After my experience at Manchester last year, where  the queue to get into the auditorium to hear Ed Miliband speak started at 13:00, I got to the Brighton Centre early, and got one of the last seats in the balcony. By the time I publish this, many others will have commented, and I didn’t take any notes so my perceptions may be influenced by others comments. If you want the transcript, it’s available on Labour List here and the Labour Party have published a web video avaialble on you tube, or there’s a hyperlink in this article.

Many will have heard the best sound bites,

Britain can do better than this!

An appeal to people’s  sense of fair play.

They used to say a rising tide lifts all boats, now the rising tide just seems to lift the yachts.

The counter point to “we are in this together”.

…to make Britain better we have got to win a race to the top, not a race to the bottom

The counterpoint to the supply side economists

You see here is the thing about David Cameron.
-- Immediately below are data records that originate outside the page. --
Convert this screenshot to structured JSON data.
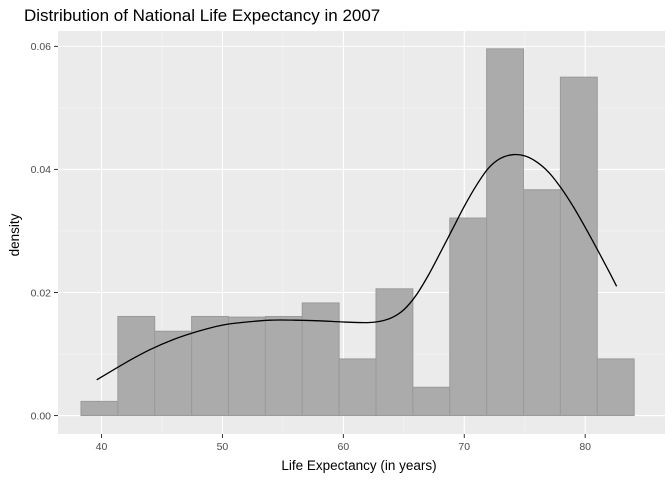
{
  "chart_data": {
    "type": "bar",
    "title": "Distribution of National Life Expectancy in 2007",
    "xlabel": "Life Expectancy (in years)",
    "ylabel": "density",
    "xlim": [
      36.4,
      86.6
    ],
    "ylim": [
      -0.003,
      0.0625
    ],
    "x_ticks": [
      {
        "value": 40,
        "label": "40"
      },
      {
        "value": 50,
        "label": "50"
      },
      {
        "value": 60,
        "label": "60"
      },
      {
        "value": 70,
        "label": "70"
      },
      {
        "value": 80,
        "label": "80"
      }
    ],
    "y_ticks": [
      {
        "value": 0.0,
        "label": "0.00"
      },
      {
        "value": 0.02,
        "label": "0.02"
      },
      {
        "value": 0.04,
        "label": "0.04"
      },
      {
        "value": 0.06,
        "label": "0.06"
      }
    ],
    "grid": true,
    "histogram": {
      "bin_edges": [
        38.3,
        41.35,
        44.4,
        47.45,
        50.5,
        53.55,
        56.6,
        59.65,
        62.7,
        65.75,
        68.8,
        71.85,
        74.9,
        77.95,
        81.0,
        84.05
      ],
      "densities": [
        0.0023,
        0.0161,
        0.0137,
        0.0161,
        0.016,
        0.0161,
        0.0183,
        0.0092,
        0.0206,
        0.0046,
        0.0321,
        0.0596,
        0.0367,
        0.055,
        0.0092
      ],
      "fill": "#ababab",
      "stroke": "#9a9a9a"
    },
    "density_curve": {
      "x": [
        39.6,
        42,
        44,
        46,
        48,
        50,
        52,
        54,
        56,
        58,
        60,
        62,
        63,
        64,
        65,
        66,
        67,
        68,
        69,
        70,
        71,
        72,
        73,
        74,
        75,
        76,
        77,
        78,
        79,
        80,
        81,
        82,
        82.6
      ],
      "y": [
        0.0058,
        0.0086,
        0.0107,
        0.0124,
        0.0137,
        0.0147,
        0.0152,
        0.0155,
        0.0155,
        0.0154,
        0.0152,
        0.0151,
        0.0153,
        0.0159,
        0.0172,
        0.0195,
        0.0227,
        0.0264,
        0.0302,
        0.034,
        0.0374,
        0.0402,
        0.0418,
        0.0424,
        0.0422,
        0.0412,
        0.0395,
        0.037,
        0.034,
        0.0306,
        0.027,
        0.0233,
        0.021
      ],
      "color": "#000000"
    },
    "colors": {
      "panel_background": "#ebebeb",
      "grid_major": "#ffffff",
      "grid_minor": "#f5f5f5"
    }
  }
}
He may be strong at standing up to the weak, but he is always weak when it comes to standing up against the strong.

This may be a killer! There’s something insubstantial about Cameron; he lacks courage and this line has resonance, as Miliband said in his speech, he supports Murdoch over phone hacking, tobacco companies over cancer charities, rich donors over the mansion and income taxes, and hedge funds over hospitals and patients. (Stop, this list could go on.)

The speech also made promises on policy; in the room it seemed hard to pick out the headlines with promises on energy prices and market regulation, house building and rental market reform, repeal of the Bedroom Tax, and end to NHS privatisation, votes for 16 year olds, fair employment laws, increases of the minimum wage and repealing the disability reviews.

There’s a section in the speech where he states the fault of market failure is Government’s not that of the companies, not sure I agree, but we are finally seeing in policy terms what pre-distribution means and the difference between Miliband’s Labour and the old New Labour. This is beyond planning for economic growth so that a Labour Government can spend the tax yield on good causes.

It’s possible that the biggest Impact of the speech will be on the Labour Party, now we can see what policies the insights that predatory capitalism and pre-distribution mean we can answer the big  question that I get asked, “Would we do better?”

This may be the first election since 1997 that Britain will have a choice and this speech reinforces the fact that Ed Miliband has moved on from New Labour.

Ed Miliband’s Leader’s speech, what I think!